The Key Laboratory of Biology and Genetic Improvement of Oil Crops, the Ministry of Agriculture and Rural Affairs of the PRC, Oil Crops Research Institute of the Chinese Academy of Agricultural Sciences, Wuhan, China.
Nextomics Biosciences, Wuhan, 430000, Hubei, China.
Plant J. 2020 Jul;103(2):843-857. doi: 10.1111/tpj.14754. Epub 2020 May 2.
Brassica napus is a recent allopolyploid derived from the hybridization of Brassica rapa (A A ) and Brassica oleracea (C C ). Because of the high sequence similarity between the A and C subgenomes, it is difficult to provide an accurate landscape of the whole transcriptome of B. napus. To overcome this problem, we applied a single-molecule long-read isoform sequencing (Iso-Seq) technique that can produce long reads to explore the complex transcriptome of B. napus at the isoform level. From the Iso-Seq data, we obtained 147 698 non-redundant isoforms, capturing 37 403 annotated genes. A total of 18.1% (14 934/82 367) of the multi-exonic genes showed alternative splicing (AS). In addition, we identified 549 long non-coding RNAs, the majority of which displayed tissue-specific expression profiles, and detected 7742 annotated genes that possessed isoforms containing alternative polyadenylation sites. Moreover, 31 591 AS events located in open reading frames (ORFs) lead to potential protein isoforms by in-frame or frameshift changes in the ORF. Illumina RNA sequencing of five tissues that were pooled for Iso-Seq was also performed and showed that 69% of the AS events were tissue-specific. Our data provide abundant transcriptome resources for a transcript isoform catalog of B. napus, which will facilitate genome reannotation, strengthen our understanding of the B. napus transcriptome and be applied for further functional genomic research.

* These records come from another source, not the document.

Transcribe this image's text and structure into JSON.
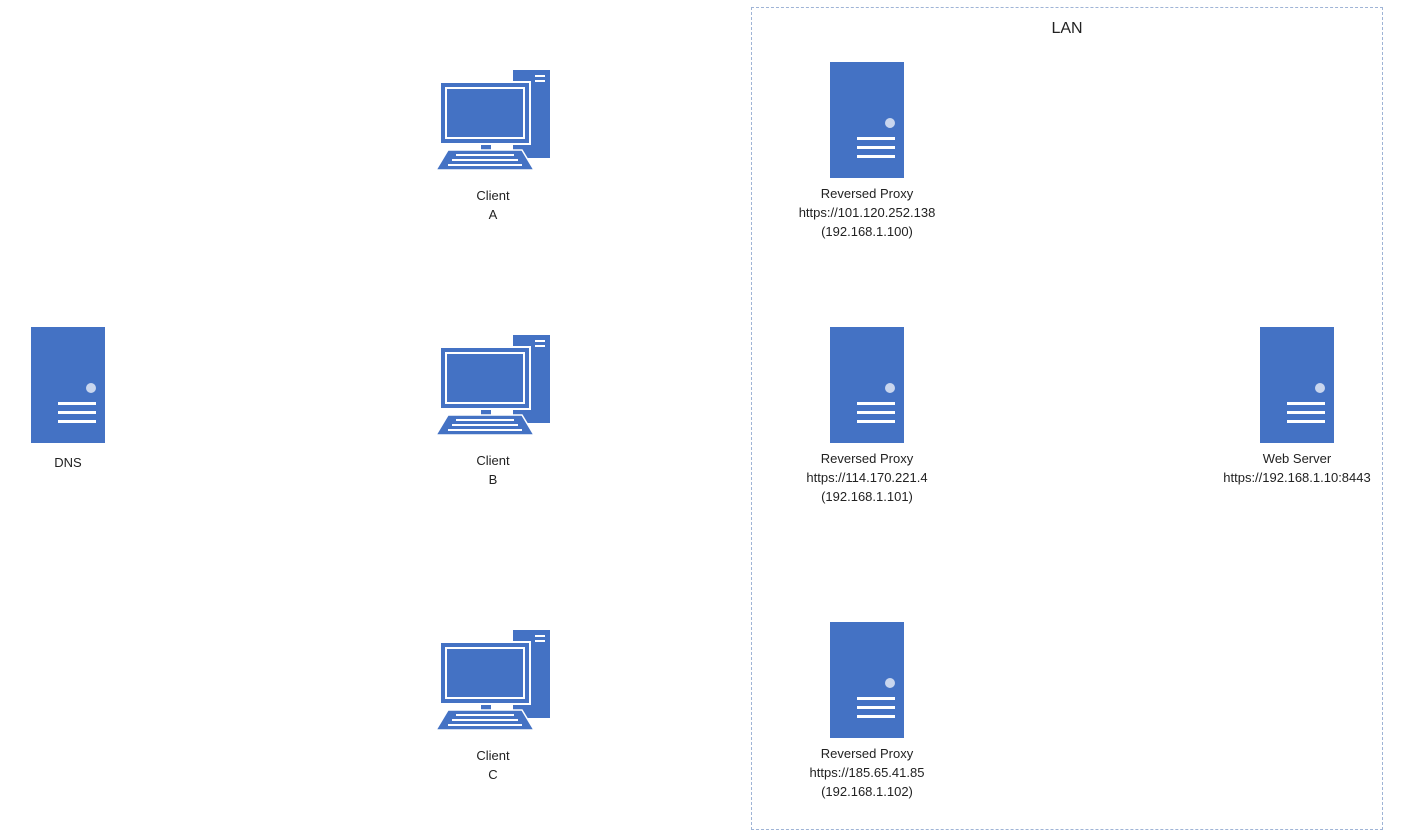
{
  "lan": {
    "title": "LAN"
  },
  "dns": {
    "name": "DNS"
  },
  "clients": [
    {
      "line1": "Client",
      "line2": "A"
    },
    {
      "line1": "Client",
      "line2": "B"
    },
    {
      "line1": "Client",
      "line2": "C"
    }
  ],
  "proxies": [
    {
      "name": "Reversed Proxy",
      "public": "https://101.120.252.138",
      "private": "(192.168.1.100)"
    },
    {
      "name": "Reversed Proxy",
      "public": "https://114.170.221.4",
      "private": "(192.168.1.101)"
    },
    {
      "name": "Reversed Proxy",
      "public": "https://185.65.41.85",
      "private": "(192.168.1.102)"
    }
  ],
  "webserver": {
    "name": "Web Server",
    "url": "https://192.168.1.10:8443"
  },
  "colors": {
    "device_fill": "#4472c4",
    "device_highlight": "#ffffff",
    "lan_border": "#9fb4d6"
  },
  "icons": {
    "server": "server-icon",
    "client": "desktop-computer-icon"
  }
}
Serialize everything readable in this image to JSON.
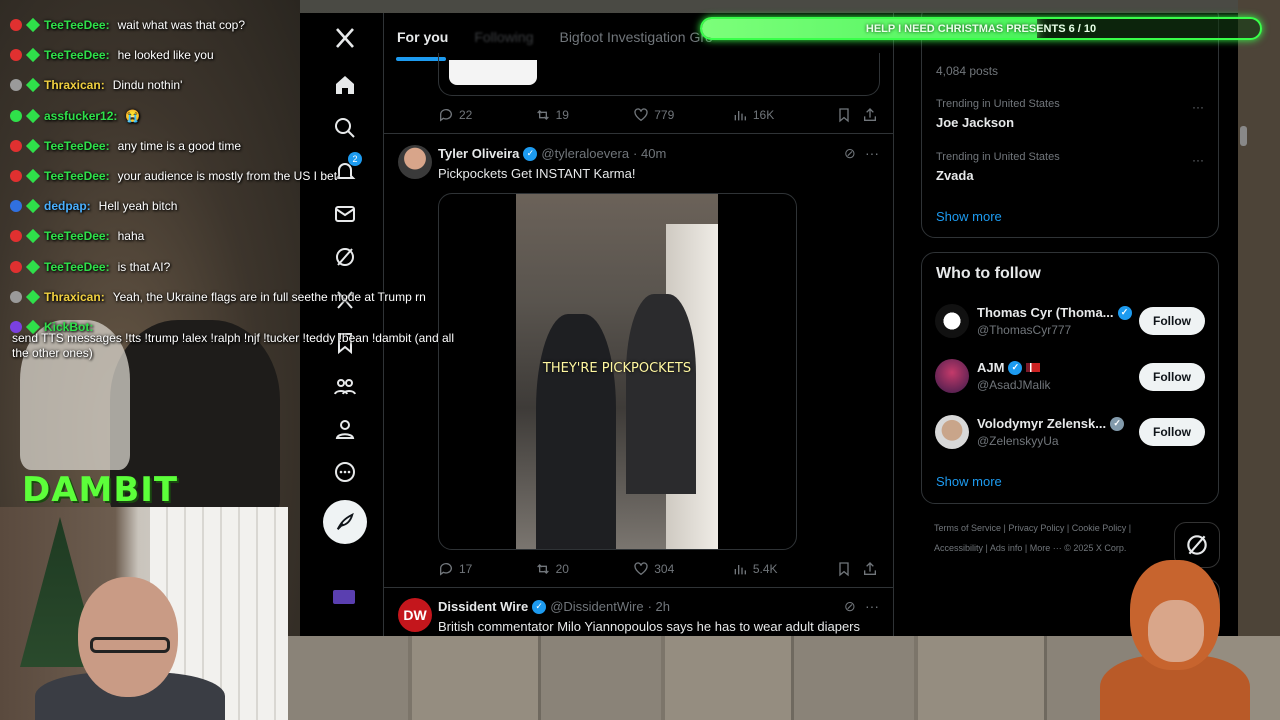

甘蓝型油菜是由白菜型油菜(A A )和甘蓝型油菜(C C )杂交形成的异源多倍体。由于 A 亚基因组和 C 亚基因组之间具有高度的序列相似性,因此很难提供甘蓝型油菜整个转录组的准确全景。为了解决这个问题,我们应用了一种单分子长读长异构体测序(Iso-Seq)技术,该技术可以产生长读长,从而在异构体水平上探索甘蓝型油菜复杂的转录组。从 Iso-Seq 数据中,我们获得了 147698 个非冗余异构体,捕获了 37403 个注释基因。总共 18.1%(14934/82367)的多外显子基因表现出可变剪接(AS)。此外,我们鉴定了 549 个长非编码 RNA,其中大多数显示组织特异性表达谱,并检测到 7742 个具有可变多聚腺苷酸化位点的异构体的注释基因。此外,31591 个位于开放阅读框(ORF)中的 AS 事件通过 ORF 中的框移或移码变化导致潜在的蛋白质异构体。还对用于 Iso-Seq 的五个组织的 Illumina RNA 测序进行了分析,结果表明 69%的 AS 事件具有组织特异性。我们的数据为甘蓝型油菜的转录本异构体目录提供了丰富的转录组资源,这将有助于基因组重新注释,加强我们对甘蓝型油菜转录组的理解,并应用于进一步的功能基因组研究。